A ésta siguieron otras anécdotas: el recuerdo de los momentos vividos juntos, la integración de Silvia a alguno de nuestros espectáculos, hasta que llegó el momento de El Grito, que era transmitido por televisión en cadena nacional.

Como es habitual, el Zócalo en el centro histórico del DF estaba totalmente cubierto de gente que aguardaba la salida del Presidente al balcón del Palacio de Gobierno. Gente de todo tipo: desde los «acarreados» hasta los que se acercan con un profundo sentimiento patriótico, pasando por los turistas curiosos.

Y allí apareció Enrique Peña Nieto que recibió silbidos de desaprobación mezclados con aplausos. Vestía traje oscuro, camisa blanca, corbata blanca y gris rayada y banda presidencial, peinado impecable y afeitada reciente. Uno tenía la sensación de estar oliendo su perfume. Lo acompañaba su esposa, vestida con falda larga negra y blusa rosa mexicano, cabello recogido y prolijamente maquillada, cuidada hasta en los más mínimos detalles. Todo tenía algo de frívola puesta en escena, pero la emoción me fue ganando cuando lo vi sosteniendo la bandera mexicana y cuando oí los «vivas» de más de un millón de mexicanos sacudiendo sus sombreros y banderas como respuesta a cada héroe que se mencionaba.

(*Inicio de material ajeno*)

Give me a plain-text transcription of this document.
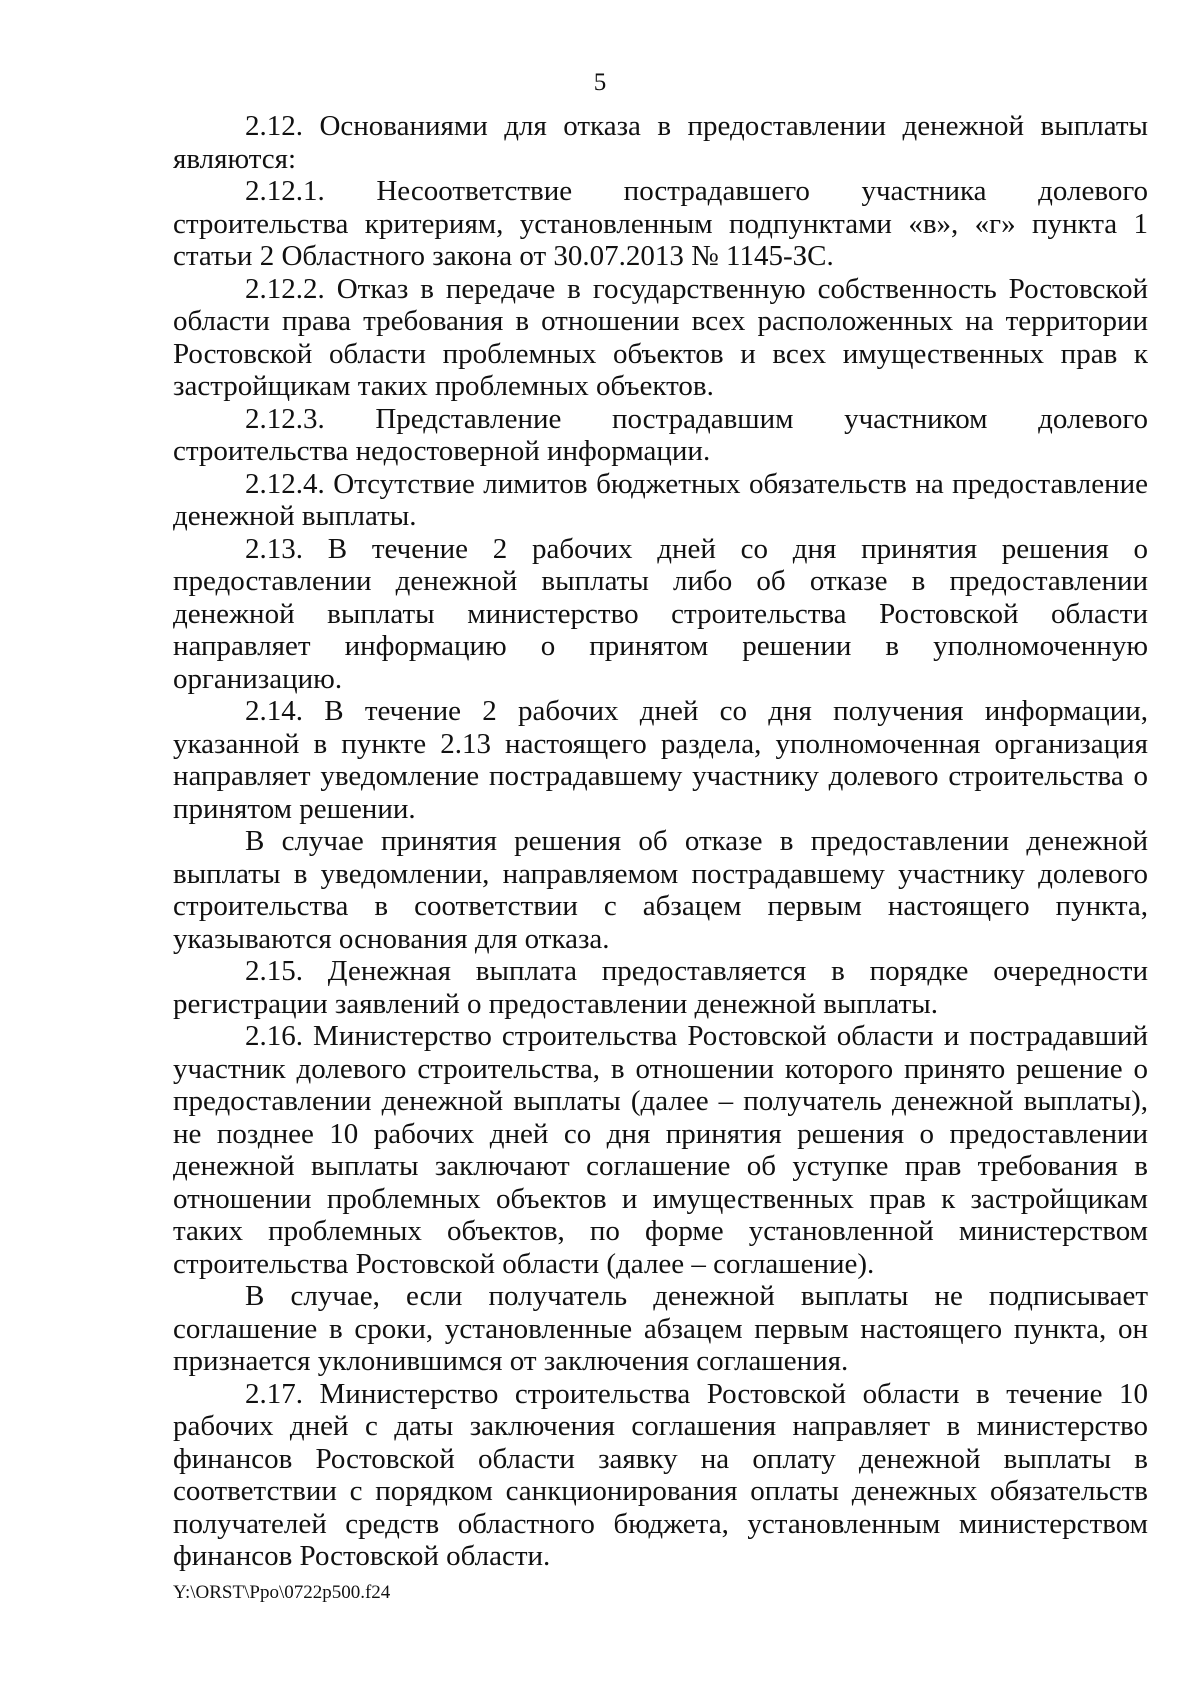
5

2.12. Основаниями для отказа в предоставлении денежной выплаты являются:

2.12.1. Несоответствие пострадавшего участника долевого строительства критериям, установленным подпунктами «в», «г» пункта 1 статьи 2 Областного закона от 30.07.2013 № 1145-ЗС.

2.12.2. Отказ в передаче в государственную собственность Ростовской области права требования в отношении всех расположенных на территории Ростовской области проблемных объектов и всех имущественных прав к застройщикам таких проблемных объектов.

2.12.3. Представление пострадавшим участником долевого строительства недостоверной информации.

2.12.4. Отсутствие лимитов бюджетных обязательств на предоставление денежной выплаты.

2.13. В течение 2 рабочих дней со дня принятия решения о предоставлении денежной выплаты либо об отказе в предоставлении денежной выплаты министерство строительства Ростовской области направляет информацию о принятом решении в уполномоченную организацию.

2.14. В течение 2 рабочих дней со дня получения информации, указанной в пункте 2.13 настоящего раздела, уполномоченная организация направляет уведомление пострадавшему участнику долевого строительства о принятом решении.

В случае принятия решения об отказе в предоставлении денежной выплаты в уведомлении, направляемом пострадавшему участнику долевого строительства в соответствии с абзацем первым настоящего пункта, указываются основания для отказа.

2.15. Денежная выплата предоставляется в порядке очередности регистрации заявлений о предоставлении денежной выплаты.

2.16. Министерство строительства Ростовской области и пострадавший участник долевого строительства, в отношении которого принято решение о предоставлении денежной выплаты (далее – получатель денежной выплаты), не позднее 10 рабочих дней со дня принятия решения о предоставлении денежной выплаты заключают соглашение об уступке прав требования в отношении проблемных объектов и имущественных прав к застройщикам таких проблемных объектов, по форме установленной министерством строительства Ростовской области (далее – соглашение).

В случае, если получатель денежной выплаты не подписывает соглашение в сроки, установленные абзацем первым настоящего пункта, он признается уклонившимся от заключения соглашения.

2.17. Министерство строительства Ростовской области в течение 10 рабочих дней с даты заключения соглашения направляет в министерство финансов Ростовской области заявку на оплату денежной выплаты в соответствии с порядком санкционирования оплаты денежных обязательств получателей средств областного бюджета, установленным министерством финансов Ростовской области.

Y:\ORST\Ppo\0722p500.f24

Entonces sentimos los Vivas a Hidalgo, Morelos, Doña Josefa Ortiz de Domínguez, Allende, Aldama, Galeana, Matamoros, Guerrero, hasta el último «Viva a los héroes de la independencia que nos dieron patria y libertad», cerrando con el » Viva México, Viva México, Viva México».

Y al sentir los campanazos (en la misma campana que hiciera sonar el cura Hidalgo) y los primeros acordes del Himno Nacional mexicano, un «alguito» nos corrió a todos por dentro.

«Mexicanos, al grito de guerra/el acero aprestad y el bridón y retiemble en su centro la tierra/ al sonoro rugir del cañón…».

Y uno no podía dejar de sentir que el grito de guerra estaba dado, que en México la tierra retemblaba y que en el momento menos esperado, los mexicanos harían sonar el rugir del cañón.

Volvimos a nuestra conversación interrumpida, con las críticas al ex presidente Felipe Calderón y al propio Peña Nieto, pero esta vez ya instalados alrededor de la mesa y prontos para disfrutar la cena mexicana de Fiesta de Independencia. Silvia fue la cocinera que nos homenajeó primero con una sopa de verduras y caldo de pollo, luego el tradicional plato del 15 de septiembre: chiles en nogada y de postre escarchado de tequila.

Los chiles en nogada tienen su origen en la ciudad de Puebla. La leyenda cuenta que fueron preparados por primera vez por las monjas agustinas del convento de Santa Mónica, como homenaje a Agustín de Iturbide cuando volvía de firmar en Veracruz la independencia de México, el día de su cumpleaños. Se asan y pelan los chiles poblanos, se les quita la semilla y se desfibran. Luego se rellenan con un picadillo de carne de cerdo y de res, con ajo, cebolla, canela, ciruelas y uvas pasas, piñones, manzana, pera, durazno, sal y pimienta. Se cubren con una salsa preparada con queso de cabra, crema y nuez y se decoran con granos de granada. Y así, el verde del chile, el blanco de la salsa y el rojo de la granada combinan los colores patrios.

La cena duró hasta altas horas de la madrugada, en un clima de alegría del reencuentro y platicando sobre temas que mucho nos interesaban. Emprendimos el regreso, en el coche de uno de los amigos y mientras bajábamos el cerro vimos cómo el pueblito ya dormía, en silencio, dejando atrás la fiesta y preparándose para amanecer y volver a la cotidianeidad de un México agitado, rico pero lleno de pobreza, sufriente, alegre a pesar del dolor, donde se sentía que estaba despertando a algo más que un nuevo día.